Je veux faire de notre région un territoire pilote de l'économie intelligente et devenir ainsi une vitrine internationale du déploiement des nouvelles technologies, du numérique et des Smart Grids. A l'image de la politique que j'ai entrepris à Nice, qui est désormais la quatrième Smart City du monde, de ce que fait la ville de Marseille ou encore les autres villes labélisées French Tech, je veux créer un écosystème économique qui permettra de créer de nombreux emplois. Ceci passe par le développement des projets des start-up avec la création d'incubateurs, des aides à l'implantation des entreprises innovantes via une politique foncière et fiscale favorables ou encore en créant des passerelles entre le monde de la recherche, de l'enseignement supérieur et de l'entreprise. La présence de la Région sur les grands salons internationaux sera renforcée. Notre région porte également un ambitieux projet nommé FlexGrid, qui peut potentiellement créer plus de 6.000 emplois sur notre territoire et représentera quelques 500 millions d'euros d'investissement en s'appuyant sur notre géographie qui est un véritable atout et qui nous permettra de développer les Smart ports ou encore les Smart mountains. 20 millions d'euros sont déjà investis dans la recherche et l'innovation. Je souhaite y allouer 14 millions d'euros supplémentaires pour la seule année 2016.

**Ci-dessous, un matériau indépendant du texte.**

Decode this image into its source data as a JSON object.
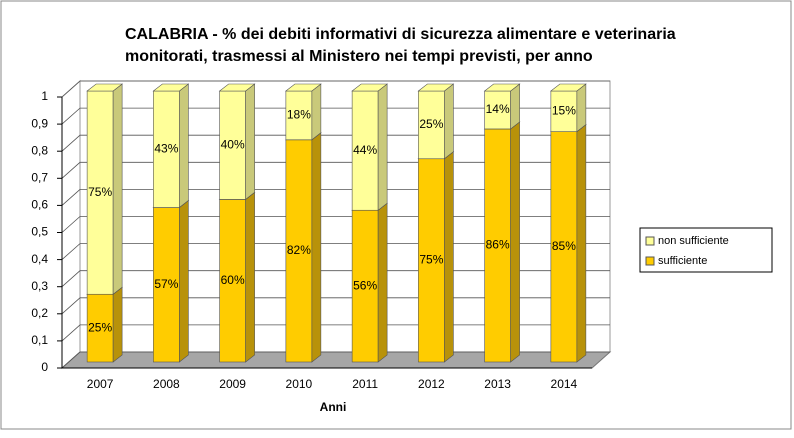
{
  "chart_data": {
    "type": "bar3d_stacked",
    "title": "CALABRIA - % dei debiti informativi di sicurezza alimentare e veterinaria",
    "subtitle": "monitorati, trasmessi al Ministero nei tempi previsti, per anno",
    "x_label": "Anni",
    "categories": [
      "2007",
      "2008",
      "2009",
      "2010",
      "2011",
      "2012",
      "2013",
      "2014"
    ],
    "series": [
      {
        "name": "sufficiente",
        "color": "#FFCC00",
        "side": "#B8920A",
        "values": [
          0.25,
          0.57,
          0.6,
          0.82,
          0.56,
          0.75,
          0.86,
          0.85
        ],
        "value_labels": [
          "25%",
          "57%",
          "60%",
          "82%",
          "56%",
          "75%",
          "86%",
          "85%"
        ]
      },
      {
        "name": "non sufficiente",
        "color": "#FFFF99",
        "side": "#C9C97A",
        "values": [
          0.75,
          0.43,
          0.4,
          0.18,
          0.44,
          0.25,
          0.14,
          0.15
        ],
        "value_labels": [
          "75%",
          "43%",
          "40%",
          "18%",
          "44%",
          "25%",
          "14%",
          "15%"
        ]
      }
    ],
    "ylim": [
      0,
      1
    ],
    "yticks": [
      0,
      {
        "value": 0.1,
        "label": "0,1"
      },
      {
        "value": 0.2,
        "label": "0,2"
      },
      {
        "value": 0.3,
        "label": "0,3"
      },
      {
        "value": 0.4,
        "label": "0,4"
      },
      {
        "value": 0.5,
        "label": "0,5"
      },
      {
        "value": 0.6,
        "label": "0,6"
      },
      {
        "value": 0.7,
        "label": "0,7"
      },
      {
        "value": 0.8,
        "label": "0,8"
      },
      {
        "value": 0.9,
        "label": "0,9"
      },
      1
    ],
    "grid": true,
    "legend": "right"
  }
}
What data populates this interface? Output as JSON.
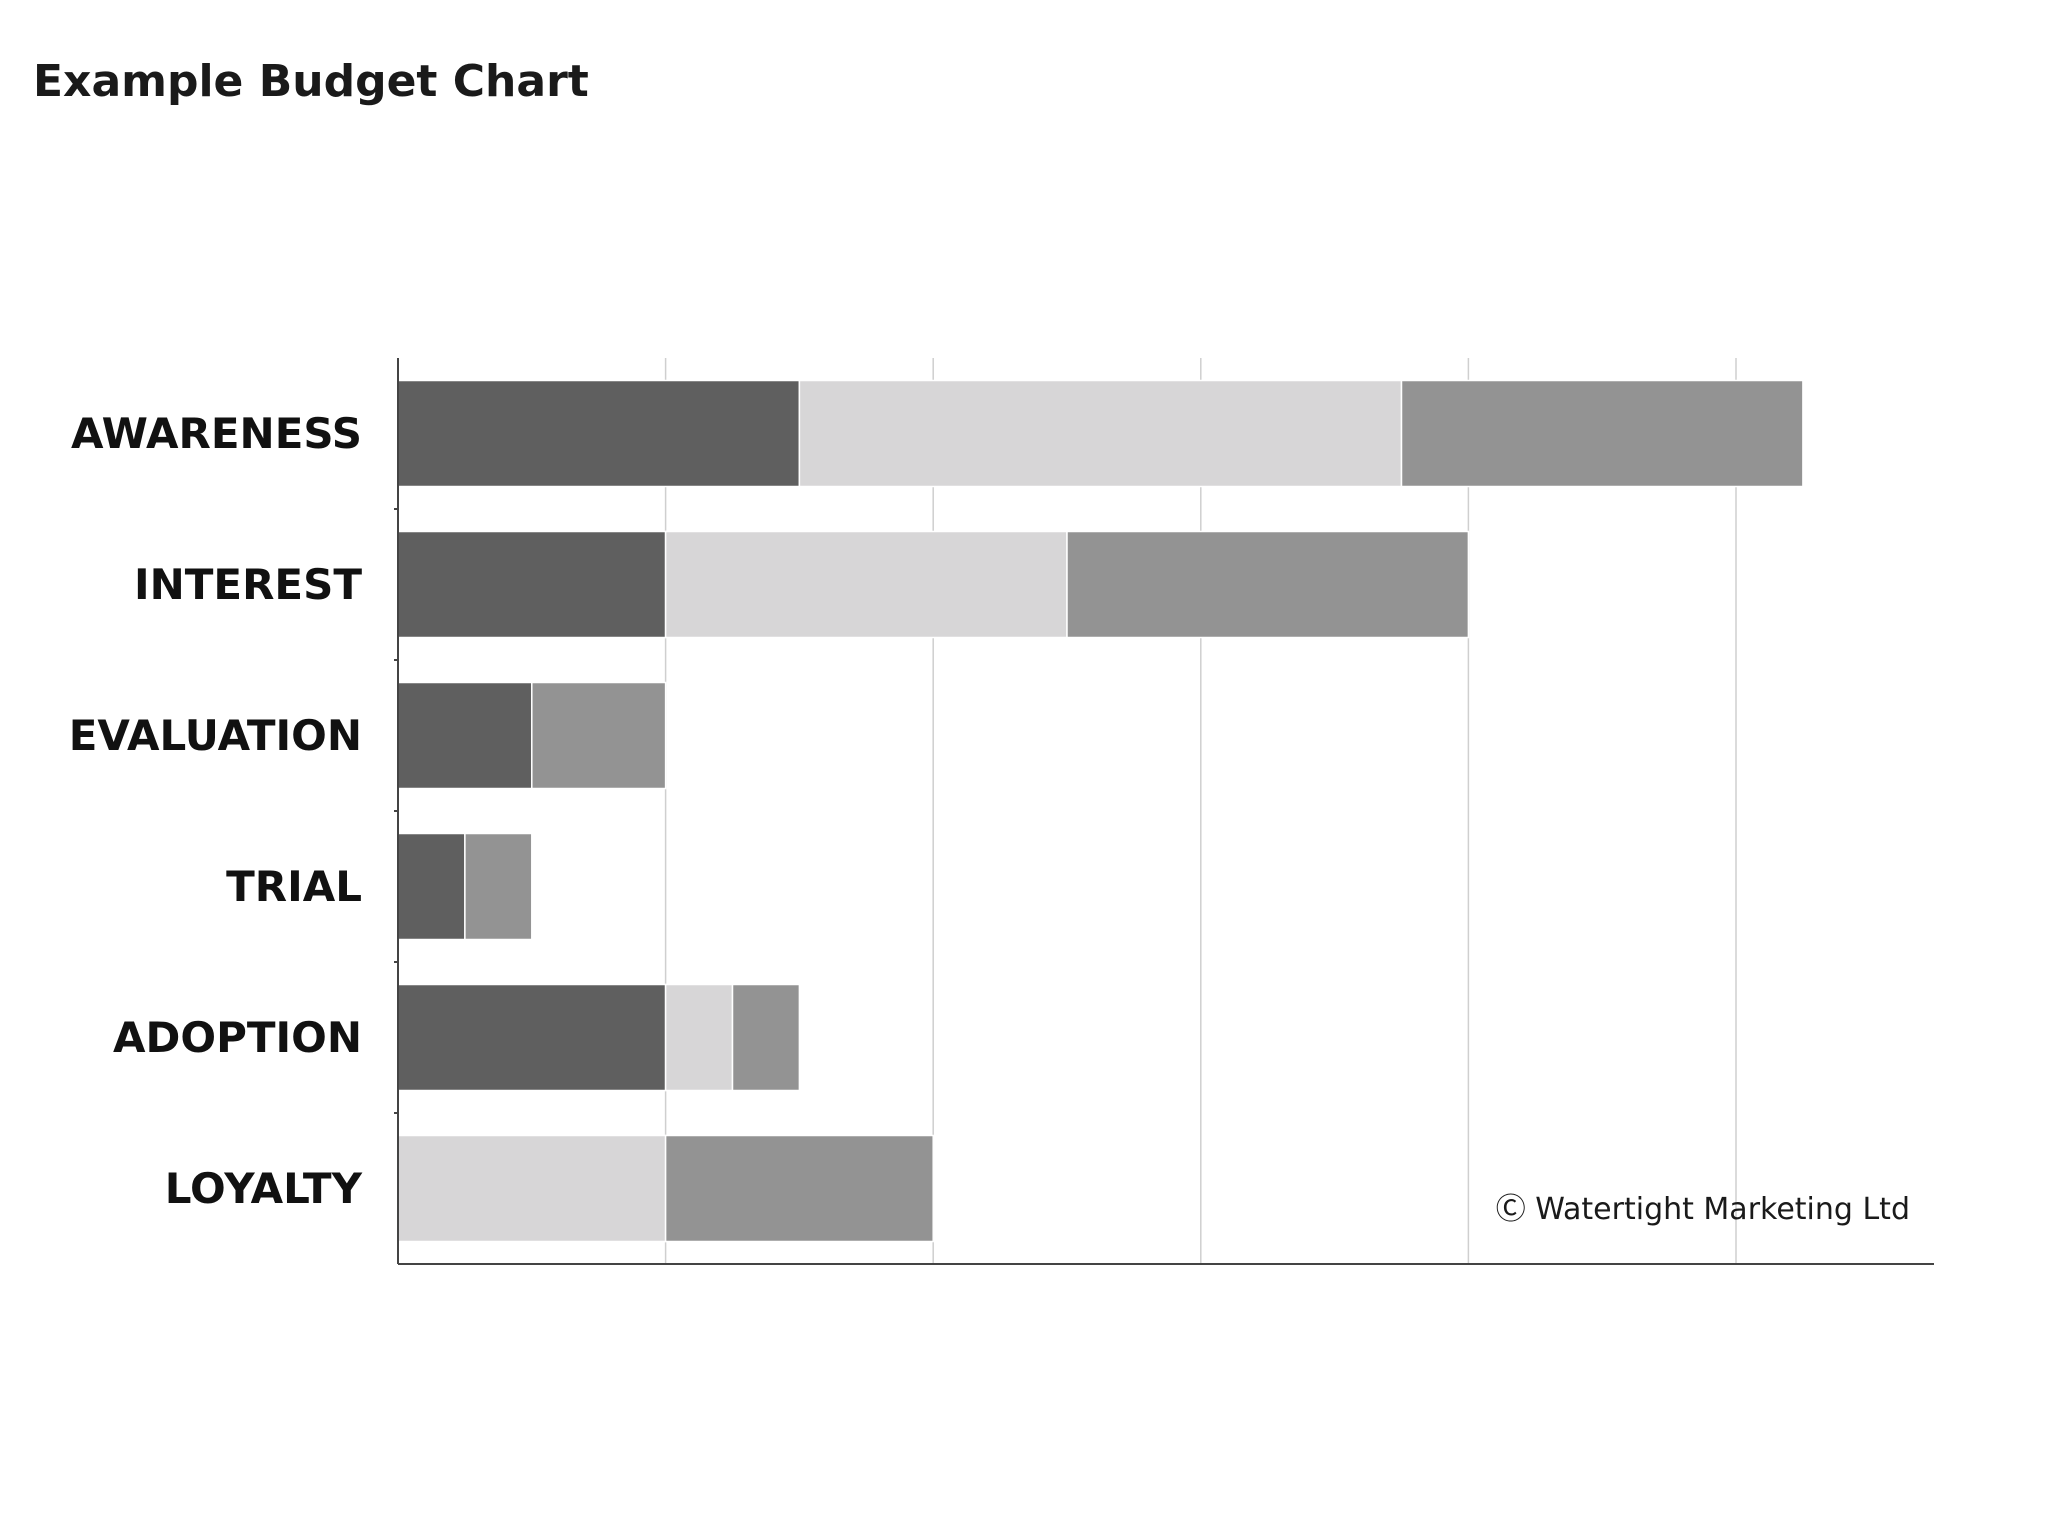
{
  "chart_data": {
    "type": "bar",
    "orientation": "horizontal",
    "stacked": true,
    "title": "Example Budget Chart",
    "xlabel": "",
    "ylabel": "",
    "categories": [
      "AWARENESS",
      "INTEREST",
      "EVALUATION",
      "TRIAL",
      "ADOPTION",
      "LOYALTY"
    ],
    "series": [
      {
        "color": "#5f5f5f",
        "values": [
          6,
          4,
          2,
          1,
          4,
          0
        ]
      },
      {
        "color": "#d7d6d7",
        "values": [
          9,
          6,
          0,
          0,
          1,
          4
        ]
      },
      {
        "color": "#939393",
        "values": [
          6,
          6,
          2,
          1,
          1,
          4
        ]
      }
    ],
    "xlim": [
      0,
      23
    ],
    "x_grid_step": 4,
    "grid": true,
    "tick_labels_shown": false,
    "legend": "none",
    "annotation": "Ⓒ Watertight Marketing Ltd"
  }
}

Vous annoncez enfin la remise à plat de la politique de formation en PACA pour faire de l'apprentissage une filière d'excellence. Quelles actions concrètes la Région va-t-elle mettre en place dans le domaine de la formation ?

Fin 2015, il y avait plus de 470.000 chômeurs en Provence-Alpes-Côte-d'Azur (+6% sur l'année), mais quelques 25.000 offres d'emplois ne sont pas pourvues. Il faut donc adapter la formation aux besoins des entreprises. Je veux miser sur l'apprentissage, qui a été sacrifié ces dix-huit dernières années par la précédente majorité, puisque le nombre d'apprentis a diminué. Dès la rentrée prochaine, je vais créer une banque régionale de l'apprentissage pour mettre en relation les chefs d'entreprises et les apprentis. J'ai également fait une proposition de loi pour permettre l'apprentissage dès 14 ans et aligner les conditions de travail des apprentis sur celles des salariés. Je regrette que le Gouvernement s'y soit opposé par sectarisme.


Avez-vous chiffré l'ensemble ou partie de ces actions ? Comment comptez-vous les financer ? Allez-vous vous attaquez à la dette ?

Plus que chiffrées, je les ai financées ! J'ai engagé une politique d'économies dès mon élection pour plus de 70 millions d'euros. Lors de mon déplacement à Bruxelles, ce sont plus de 250 millions d'euros de fonds européens que j'ai décroché. Cet argent sera d'une part consacré au financement de ces mesures et d'autre part au désendettement de la collectivité. La précédente majorité nous a laissé une dette de 2,6 milliards d'euros pour un budget de 2 milliards.